Con alma de youtuber, comparte historias de superación

La soltura de Arroyo a la hora de hablar públicamente no pasa inadvertida y él mismo lo reconoce: “donde de verdad disfruto es en la comunicación”. Tras jurar no volver a ponerse una corbata y abandonar su vida de economista, el triatleta ha aprendido con desparpajo a desenvolverse en las entrevistas. Sin embargo, ahora es él quién pregunta y no quién responde.

Fue el mismo Alfredo Menéndez, director de Gente despierta de RNE, quien le propuso la idea de elaborar un programa en el que contar historias de superación relacionadas con el deporte y con la vida.

Su espacio, Rendirse no es una opción, emitido la noche del miércoles al jueves comienza ya su segunda temporada. Este proyecto le ha permitido a Arroyo vivir “una experiencia muy chula en la que descubres que detrás de cada casa, cada puerta y ventana hay un IRONMAN. Hay historias impresionantes que merecen ser contadas”.

No nos hemos podido quedar con la duda, ¿qué gran historia ha impresionado a Ramón Arroyo?

Asegurando que es una pregunta muy complicada de responder, el bilbaíno ha señalado la entrevista a Irene Villa.

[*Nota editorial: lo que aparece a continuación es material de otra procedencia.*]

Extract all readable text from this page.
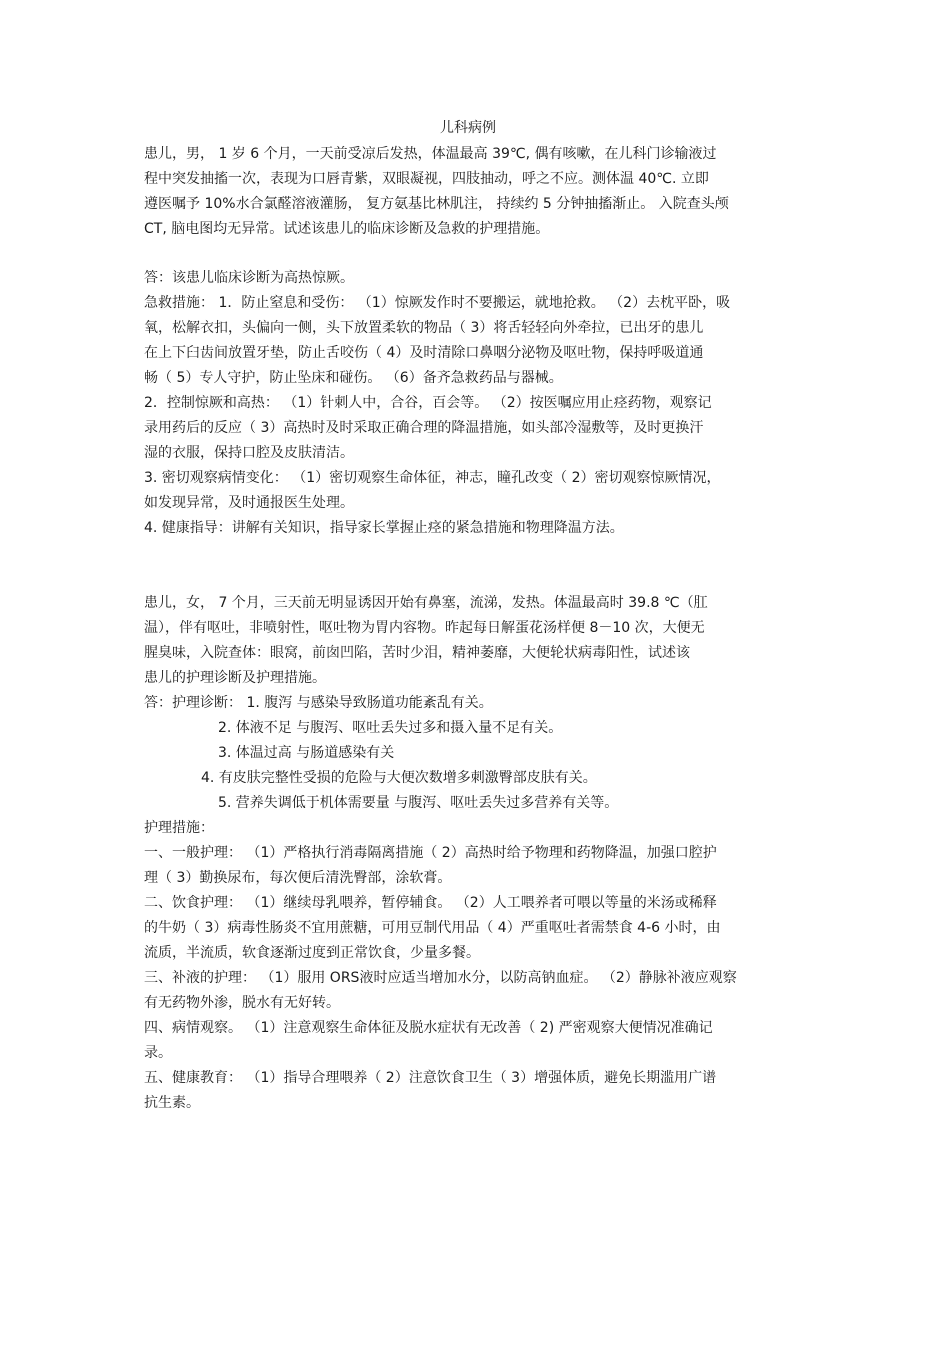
儿科病例
患儿，男， 1 岁 6 个月，一天前受凉后发热，体温最高 39℃, 偶有咳嗽，在儿科门诊输液过
程中突发抽搐一次，表现为口唇青紫，双眼凝视，四肢抽动，呼之不应。测体温 40℃. 立即
遵医嘱予 10%水合氯醛溶液灌肠， 复方氨基比林肌注， 持续约 5 分钟抽搐渐止。 入院查头颅
CT, 脑电图均无异常。试述该患儿的临床诊断及急救的护理措施。
答：该患儿临床诊断为高热惊厥。
急救措施： 1．防止窒息和受伤： （1）惊厥发作时不要搬运，就地抢救。 （2）去枕平卧，吸
氧，松解衣扣，头偏向一侧，头下放置柔软的物品（ 3）将舌轻轻向外牵拉，已出牙的患儿
在上下臼齿间放置牙垫，防止舌咬伤（ 4）及时清除口鼻咽分泌物及呕吐物，保持呼吸道通
畅（ 5）专人守护，防止坠床和碰伤。 （6）备齐急救药品与器械。
2．控制惊厥和高热： （1）针刺人中，合谷，百会等。 （2）按医嘱应用止痉药物，观察记
录用药后的反应（ 3）高热时及时采取正确合理的降温措施，如头部冷湿敷等，及时更换汗
湿的衣服，保持口腔及皮肤清洁。
3. 密切观察病情变化： （1）密切观察生命体征，神志，瞳孔改变（ 2）密切观察惊厥情况，
如发现异常，及时通报医生处理。
4. 健康指导：讲解有关知识，指导家长掌握止痉的紧急措施和物理降温方法。
患儿，女， 7 个月，三天前无明显诱因开始有鼻塞，流涕，发热。体温最高时 39.8 ℃（肛
温），伴有呕吐，非喷射性，呕吐物为胃内容物。昨起每日解蛋花汤样便 8－10 次，大便无
腥臭味，入院查体：眼窝，前囱凹陷，苦时少泪，精神萎靡，大便轮状病毒阳性，试述该
患儿的护理诊断及护理措施。
答：护理诊断： 1. 腹泻 与感染导致肠道功能紊乱有关。
2. 体液不足 与腹泻、呕吐丢失过多和摄入量不足有关。
3. 体温过高 与肠道感染有关
4. 有皮肤完整性受损的危险与大便次数增多刺激臀部皮肤有关。
5. 营养失调低于机体需要量 与腹泻、呕吐丢失过多营养有关等。
护理措施：
一、一般护理： （1）严格执行消毒隔离措施（ 2）高热时给予物理和药物降温，加强口腔护
理（ 3）勤换尿布，每次便后清洗臀部，涂软膏。
二、饮食护理： （1）继续母乳喂养，暂停辅食。 （2）人工喂养者可喂以等量的米汤或稀释
的牛奶（ 3）病毒性肠炎不宜用蔗糖，可用豆制代用品（ 4）严重呕吐者需禁食 4-6 小时，由
流质，半流质，软食逐渐过度到正常饮食，少量多餐。
三、补液的护理： （1）服用 ORS液时应适当增加水分，以防高钠血症。 （2）静脉补液应观察
有无药物外渗，脱水有无好转。
四、病情观察。 （1）注意观察生命体征及脱水症状有无改善（ 2) 严密观察大便情况准确记
录。
五、健康教育： （1）指导合理喂养（ 2）注意饮食卫生（ 3）增强体质，避免长期滥用广谱
抗生素。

Pero “hay muchas historias más”. Por ejemplo, ha contado la vida de un chico que tras sufrir un accidente de tráfico convive con el 80% de su cuerpo quemado y desfigurado. “La mezcla de esa inocencia, rabia e ira me impactó y me acuerdo mucho de él”.

Acompañado, siempre mejor

Arroyo asegura que “a la que gente que nos gusta el deporte también nos gusta relacionarnos con los demás, contar nuestras batallitas”. Por eso, admite que “me encanta la grupeta y su cachondeo”.

Quizá es este uno de los motivos por los que ha declarado que su objetivo ahora es “poder salir a entrenar”.

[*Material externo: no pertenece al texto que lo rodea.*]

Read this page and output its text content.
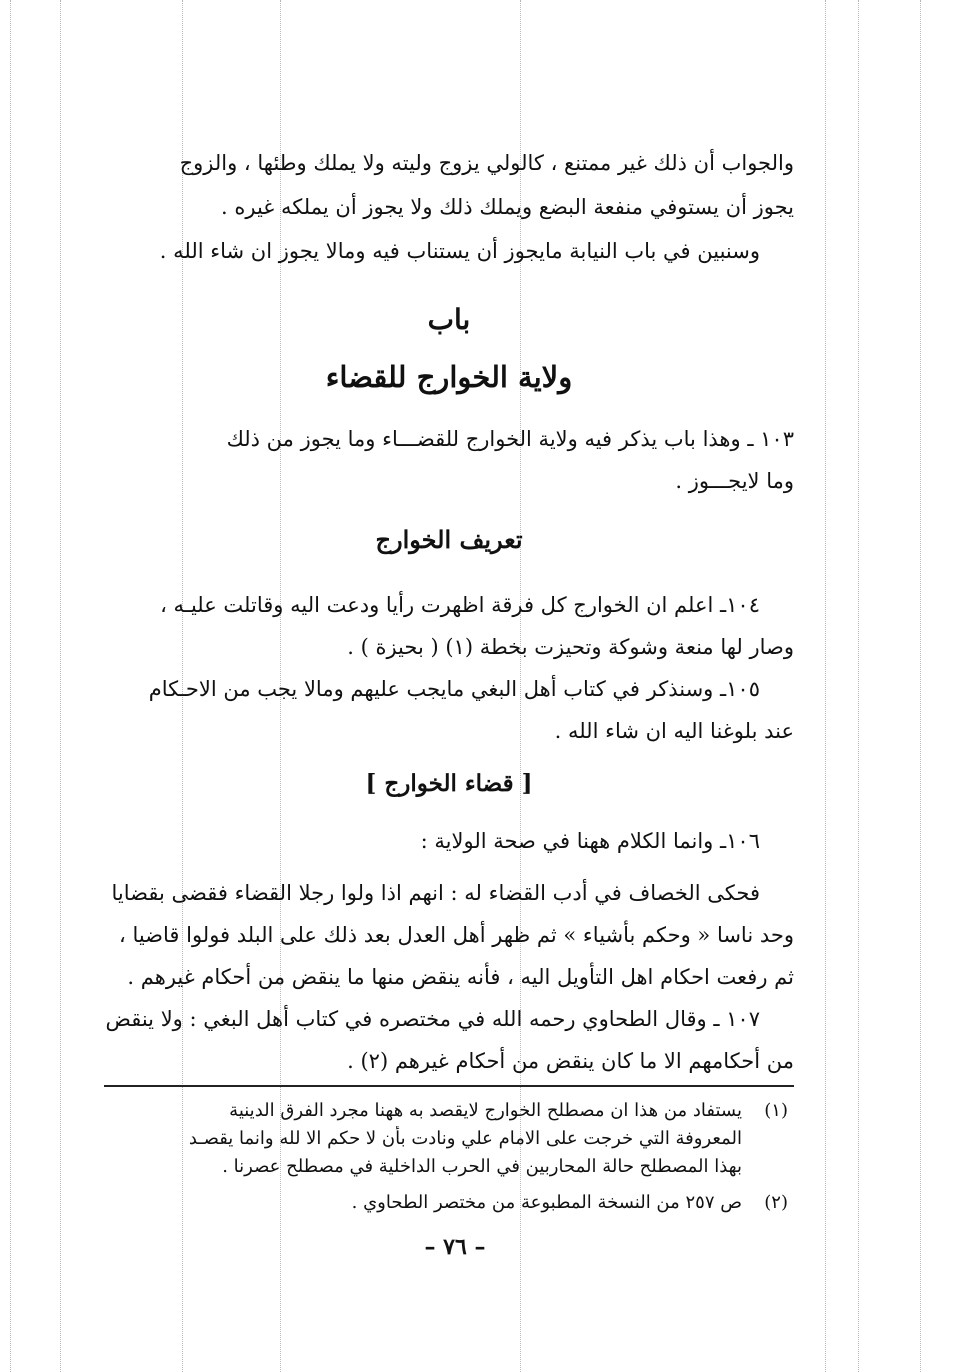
والجواب أن ذلك غير ممتنع ، كالولي يزوج وليته ولا يملك وطئها ، والزوج
يجوز أن يستوفي منفعة البضع ويملك ذلك ولا يجوز أن يملكه غيره .
وسنبين في باب النيابة مايجوز أن يستناب فيه ومالا يجوز ان شاء الله .
باب
ولاية الخوارج للقضاء
١٠٣ ـ وهذا باب يذكر فيه ولاية الخوارج للقضـــاء وما يجوز من ذلك
وما لايجـــوز .
تعريف الخوارج
١٠٤ـ اعلم ان الخوارج كل فرقة اظهرت رأيا ودعت اليه وقاتلت عليـه ،
وصار لها منعة وشوكة وتحيزت بخطة (١) ( بحيزة ) .
١٠٥ـ وسنذكر في كتاب أهل البغي مايجب عليهم ومالا يجب من الاحـكام
عند بلوغنا اليه ان شاء الله .
[ قضاء الخوارج ]
١٠٦ـ وانما الكلام ههنا في صحة الولاية :
فحكى الخصاف في أدب القضاء له : انهم اذا ولوا رجلا القضاء فقضى بقضايا
وحد ناسا « وحكم بأشياء » ثم ظهر أهل العدل بعد ذلك على البلد فولوا قاضيا ،
ثم رفعت احكام اهل التأويل اليه ، فأنه ينقض منها ما ينقض من أحكام غيرهم .
١٠٧ ـ وقال الطحاوي رحمه الله في مختصره في كتاب أهل البغي : ولا ينقض
من أحكامهم الا ما كان ينقض من أحكام غيرهم (٢) .
(١)
يستفاد من هذا ان مصطلح الخوارج لايقصد به ههنا مجرد الفرق الدينية
المعروفة التي خرجت على الامام علي ونادت بأن لا حكم الا لله وانما يقصـد
بهذا المصطلح حالة المحاربين في الحرب الداخلية في مصطلح عصرنا .
(٢)
ص ٢٥٧ من النسخة المطبوعة من مختصر الطحاوي .
– ٧٦ –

Ramón explica que “al principio mi objetivo era poder estar en la salida de un 10K o una maratón. Después ya me he dado cuenta de que mi objetivo es poder salir a entrenar”.

 ¿Pruebas pendientes para Ramón Arroyo?

Por supuesto, Hawai. No la he hecho todavía”, no duda en responder el triatleta. “Me gusta por la visibilidad y la posibilidad de ser el altavoz para muchas causas. Por supuesto para la mía, la esclerosis múltiple, pero eso ya va en mi ADN, pero si puedo ser solidario con otras causas que no tienen esta capacidad de tener un micro delante, también me gustaría”.

“También quiero hacer Roth evidentemente”. Sin embargo, hay otra prueba que supone una espinita clavada para el deportista: IRONMAN Lanzarote.

Creo que Lanzarote hay que hacerla una vez en la vida. Por motivos de salud: una vez porque tenía la clavícula rota y otra porque estaba mal, solo puede hacer agua y bici”.

No hay duda de las ganas de Ramón Arroyo por seguir, ayudar y visibilizar las dificultades de muchos deportistas. Con los deseos de competir en estas pruebas terminó la interesante entrevista que nos ofreció uno de los más grandes del triatlón.